In March, I ran a presentation at MathsConf in Bristol about how we dealt with our department worries about our top set year 7s.

Many of them seemed to be lacking resilience, stick-ability, perseverance, grit – whatever you call it, they don’t seem to have it.

We noticed that a large number of pupils who had all done well in year 6 tests (scoring 109 or more out of 120) now had an approach to their maths – particularly  maths that they had not met, or had only covered in a superficial way before.  That limited their progress and engagement in the subject.

They tended to:

  • become disengaged without close monitoring
  • ask for help ‘too quickly’
  • become distracted
  • approach the question in an illogical way
  • get flustered when they weren’t sure what to do
  • lack confidence when approaching new material
  • fail to ‘use the clues’ in a question.

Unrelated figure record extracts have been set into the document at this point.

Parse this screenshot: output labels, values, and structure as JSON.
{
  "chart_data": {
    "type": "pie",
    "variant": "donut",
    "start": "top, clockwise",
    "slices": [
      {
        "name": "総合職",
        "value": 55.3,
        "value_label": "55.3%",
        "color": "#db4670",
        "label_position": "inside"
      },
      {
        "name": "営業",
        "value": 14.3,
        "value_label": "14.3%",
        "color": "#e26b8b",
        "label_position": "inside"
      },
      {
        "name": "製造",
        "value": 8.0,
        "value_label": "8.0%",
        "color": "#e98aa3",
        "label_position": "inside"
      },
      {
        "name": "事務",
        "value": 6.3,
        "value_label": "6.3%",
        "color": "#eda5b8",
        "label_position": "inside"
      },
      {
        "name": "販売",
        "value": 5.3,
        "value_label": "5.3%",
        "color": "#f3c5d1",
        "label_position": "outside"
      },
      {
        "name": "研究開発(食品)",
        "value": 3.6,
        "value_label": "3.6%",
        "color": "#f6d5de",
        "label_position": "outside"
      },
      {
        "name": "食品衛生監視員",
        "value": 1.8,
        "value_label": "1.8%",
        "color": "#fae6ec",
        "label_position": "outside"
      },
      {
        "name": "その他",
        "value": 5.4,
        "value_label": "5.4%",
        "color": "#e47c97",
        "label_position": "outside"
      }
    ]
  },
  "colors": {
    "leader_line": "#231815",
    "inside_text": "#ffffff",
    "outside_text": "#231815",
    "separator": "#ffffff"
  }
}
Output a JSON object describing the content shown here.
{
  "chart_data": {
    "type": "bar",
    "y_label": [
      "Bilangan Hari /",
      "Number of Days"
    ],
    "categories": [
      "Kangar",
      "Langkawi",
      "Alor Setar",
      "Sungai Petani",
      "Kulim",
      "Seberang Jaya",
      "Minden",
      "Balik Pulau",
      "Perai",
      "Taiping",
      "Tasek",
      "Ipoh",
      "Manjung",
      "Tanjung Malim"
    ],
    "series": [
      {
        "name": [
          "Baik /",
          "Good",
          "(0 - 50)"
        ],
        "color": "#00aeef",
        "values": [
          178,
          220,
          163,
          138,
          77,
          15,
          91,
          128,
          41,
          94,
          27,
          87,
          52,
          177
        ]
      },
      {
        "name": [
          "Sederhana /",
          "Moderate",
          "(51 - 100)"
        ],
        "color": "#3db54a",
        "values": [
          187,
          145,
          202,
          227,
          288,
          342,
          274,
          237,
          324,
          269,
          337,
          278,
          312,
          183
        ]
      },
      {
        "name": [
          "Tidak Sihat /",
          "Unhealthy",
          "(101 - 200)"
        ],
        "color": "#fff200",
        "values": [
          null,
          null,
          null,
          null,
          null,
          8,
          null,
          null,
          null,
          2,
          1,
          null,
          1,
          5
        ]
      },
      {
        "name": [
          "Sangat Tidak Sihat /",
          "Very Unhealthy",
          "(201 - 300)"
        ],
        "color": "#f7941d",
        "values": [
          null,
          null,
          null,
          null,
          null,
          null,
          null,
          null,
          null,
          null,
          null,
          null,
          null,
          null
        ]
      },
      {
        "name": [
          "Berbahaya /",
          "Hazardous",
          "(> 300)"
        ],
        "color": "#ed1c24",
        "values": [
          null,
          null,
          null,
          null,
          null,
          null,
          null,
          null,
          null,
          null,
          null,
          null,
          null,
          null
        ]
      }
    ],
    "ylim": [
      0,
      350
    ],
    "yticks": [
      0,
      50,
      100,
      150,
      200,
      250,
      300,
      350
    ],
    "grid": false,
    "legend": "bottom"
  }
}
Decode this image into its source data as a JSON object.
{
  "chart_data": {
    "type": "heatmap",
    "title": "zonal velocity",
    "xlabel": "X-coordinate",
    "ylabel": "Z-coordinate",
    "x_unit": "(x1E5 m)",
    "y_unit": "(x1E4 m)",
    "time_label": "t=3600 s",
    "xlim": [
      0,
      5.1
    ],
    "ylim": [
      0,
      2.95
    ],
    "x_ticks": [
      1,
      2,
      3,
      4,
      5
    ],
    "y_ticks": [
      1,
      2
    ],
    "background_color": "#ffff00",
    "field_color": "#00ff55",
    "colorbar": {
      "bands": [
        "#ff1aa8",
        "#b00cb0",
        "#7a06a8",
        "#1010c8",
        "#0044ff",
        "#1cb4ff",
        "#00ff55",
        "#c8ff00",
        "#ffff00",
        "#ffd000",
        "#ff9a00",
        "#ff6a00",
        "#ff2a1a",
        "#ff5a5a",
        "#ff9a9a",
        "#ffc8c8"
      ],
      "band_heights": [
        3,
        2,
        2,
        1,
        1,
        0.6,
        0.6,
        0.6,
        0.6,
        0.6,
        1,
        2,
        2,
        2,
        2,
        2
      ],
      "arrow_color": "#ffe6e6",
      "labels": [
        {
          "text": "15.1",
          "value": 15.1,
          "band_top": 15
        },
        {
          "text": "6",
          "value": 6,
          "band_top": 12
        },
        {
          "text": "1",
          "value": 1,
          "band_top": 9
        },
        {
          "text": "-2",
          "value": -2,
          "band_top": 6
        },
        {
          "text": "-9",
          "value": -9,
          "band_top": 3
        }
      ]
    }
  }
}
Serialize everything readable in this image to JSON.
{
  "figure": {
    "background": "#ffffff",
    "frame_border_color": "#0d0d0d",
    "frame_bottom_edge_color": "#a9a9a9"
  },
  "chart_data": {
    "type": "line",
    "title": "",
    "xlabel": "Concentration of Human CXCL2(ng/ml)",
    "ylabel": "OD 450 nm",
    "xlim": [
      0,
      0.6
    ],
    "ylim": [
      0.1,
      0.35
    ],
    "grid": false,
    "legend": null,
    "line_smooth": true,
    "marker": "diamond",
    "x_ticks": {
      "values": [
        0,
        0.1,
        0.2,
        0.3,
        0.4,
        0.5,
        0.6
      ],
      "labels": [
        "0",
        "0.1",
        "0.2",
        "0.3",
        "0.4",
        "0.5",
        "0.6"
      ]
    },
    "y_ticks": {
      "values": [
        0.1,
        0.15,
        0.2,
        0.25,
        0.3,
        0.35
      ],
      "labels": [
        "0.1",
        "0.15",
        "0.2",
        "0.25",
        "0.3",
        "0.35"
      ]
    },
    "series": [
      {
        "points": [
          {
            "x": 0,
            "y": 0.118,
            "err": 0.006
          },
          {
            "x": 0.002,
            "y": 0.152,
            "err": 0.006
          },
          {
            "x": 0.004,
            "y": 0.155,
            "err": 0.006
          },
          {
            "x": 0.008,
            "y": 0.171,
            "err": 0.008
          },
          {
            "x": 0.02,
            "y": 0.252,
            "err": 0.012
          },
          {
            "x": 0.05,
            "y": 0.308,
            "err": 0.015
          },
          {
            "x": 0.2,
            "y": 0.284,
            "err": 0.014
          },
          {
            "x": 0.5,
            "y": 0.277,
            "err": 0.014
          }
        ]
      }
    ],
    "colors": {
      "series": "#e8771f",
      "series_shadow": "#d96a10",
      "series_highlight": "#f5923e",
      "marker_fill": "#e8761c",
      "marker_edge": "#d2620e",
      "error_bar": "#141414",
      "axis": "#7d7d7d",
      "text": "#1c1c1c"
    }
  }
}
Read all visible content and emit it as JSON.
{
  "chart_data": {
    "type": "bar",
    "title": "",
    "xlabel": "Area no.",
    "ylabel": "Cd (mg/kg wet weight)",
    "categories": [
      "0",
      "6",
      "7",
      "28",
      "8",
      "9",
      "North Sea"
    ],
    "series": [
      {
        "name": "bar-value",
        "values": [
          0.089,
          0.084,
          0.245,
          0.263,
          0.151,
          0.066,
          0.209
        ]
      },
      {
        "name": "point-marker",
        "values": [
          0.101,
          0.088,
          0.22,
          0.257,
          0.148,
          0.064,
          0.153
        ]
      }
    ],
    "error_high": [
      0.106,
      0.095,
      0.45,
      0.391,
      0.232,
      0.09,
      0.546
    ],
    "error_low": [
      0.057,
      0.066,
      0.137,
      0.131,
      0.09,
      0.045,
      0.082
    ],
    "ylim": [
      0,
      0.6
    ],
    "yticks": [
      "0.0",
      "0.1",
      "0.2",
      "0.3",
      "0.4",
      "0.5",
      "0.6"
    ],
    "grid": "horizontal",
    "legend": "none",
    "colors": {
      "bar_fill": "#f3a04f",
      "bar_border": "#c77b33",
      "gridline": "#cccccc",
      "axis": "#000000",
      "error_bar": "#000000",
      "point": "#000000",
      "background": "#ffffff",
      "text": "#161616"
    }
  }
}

However, in this group of ‘giver-uppers’, there were a number of students who clearly had considerable resilience – among them skate champions, surfers and a top-notch sailor.

They hadn’t given up at those activities, so why were they giving up in maths?

Why did students show less staying power with maths than with some other activities? © Thinkstock

We had a long, hard look at what was going on. We asked the students, we observed each other’s lessons and collected some lovely data .

The reasons

We thought there were four main reasons for our students’ lack of resilience.

  1. Not trying through fear of failure
    “Failure is the same as being stupid. If I get things wrong I have failed. If I don’t really invest effort into this thing that looks new or difficult then I have not really got it wrong, so not failed, so not stupid.”
  2. Inattention
    “I try hard and I look at the questions and I read the words. I can’t really see the clues in the question that tell me what I should be doing, though they are obvious to my teacher. I get started on a course of action or decide on a hypothesis and then can’t really change my path, even in the face of overwhelming evidence.”
  3. Tactical inattention
    “I am unable to balance the two inputs – doing ‘maths activity’ and other distractions.  Sometimes I choose to focus on the distraction input deliberately because I’m a bit like number 1, above.”
  4. Tevs (In our school, ‘tevs’ is shorthand for ‘whatever’, because saying ‘whatever’ is just too much effort!)
    “I don’t see the value in doing this, I don’t recognise the benefits.” 

The solutions

These are some of the solutions we tried out, which have largely proven to be effective over the last term.

Tell them it is difficult if it is likely to be difficult

This gives them an out if they find something hard at first. Give them questions that don’t follow the usual routines: here is a short, limited-time activity, here is the answer, here is the next one. Give them some questions that might take days to solve, and don’t give them the answers. Try to help them experience absorption, without just telling them to ‘focus’.

Set problems with many answers or routes

The greater the number of possible solutions, the more your answer is a matter of opinion. The more it depends on your point of view, the easier it is to propose and argue for a possible solution. And hopefully the easier it is to accept that other ideas are more plausible or efficient.

Push their noticing/observation skills

We gave our year 7s (and ultimately year 8s too) lots of short (and not so short) snappy puzzles to help develop their attention and observation skills.For example we showed them some images with errors in them and asked them to spot the mistakes. Some of these also overlapped with those in the categories above. I’ll delve into these further in my next blog.

Try some inattention puzzles or selective attention clips and movies

You may well be familiar with the How many passes? film. If not, take a look below:

We showed this to our year 7s (we have them all at the same time so they could not tell each other what happens).

Now we set them a question, and they ask each other, “But where is the gorilla in this question?”

They aren’t perfect, and certainly there is still some way to go, but we have noticed that in the last eight weeks, many of the pupils have become better at trying.

More of them are giving things a go, and we see far more of them spending just a little bit longer thinking about the clues in front of them, which is great progress in our eyes.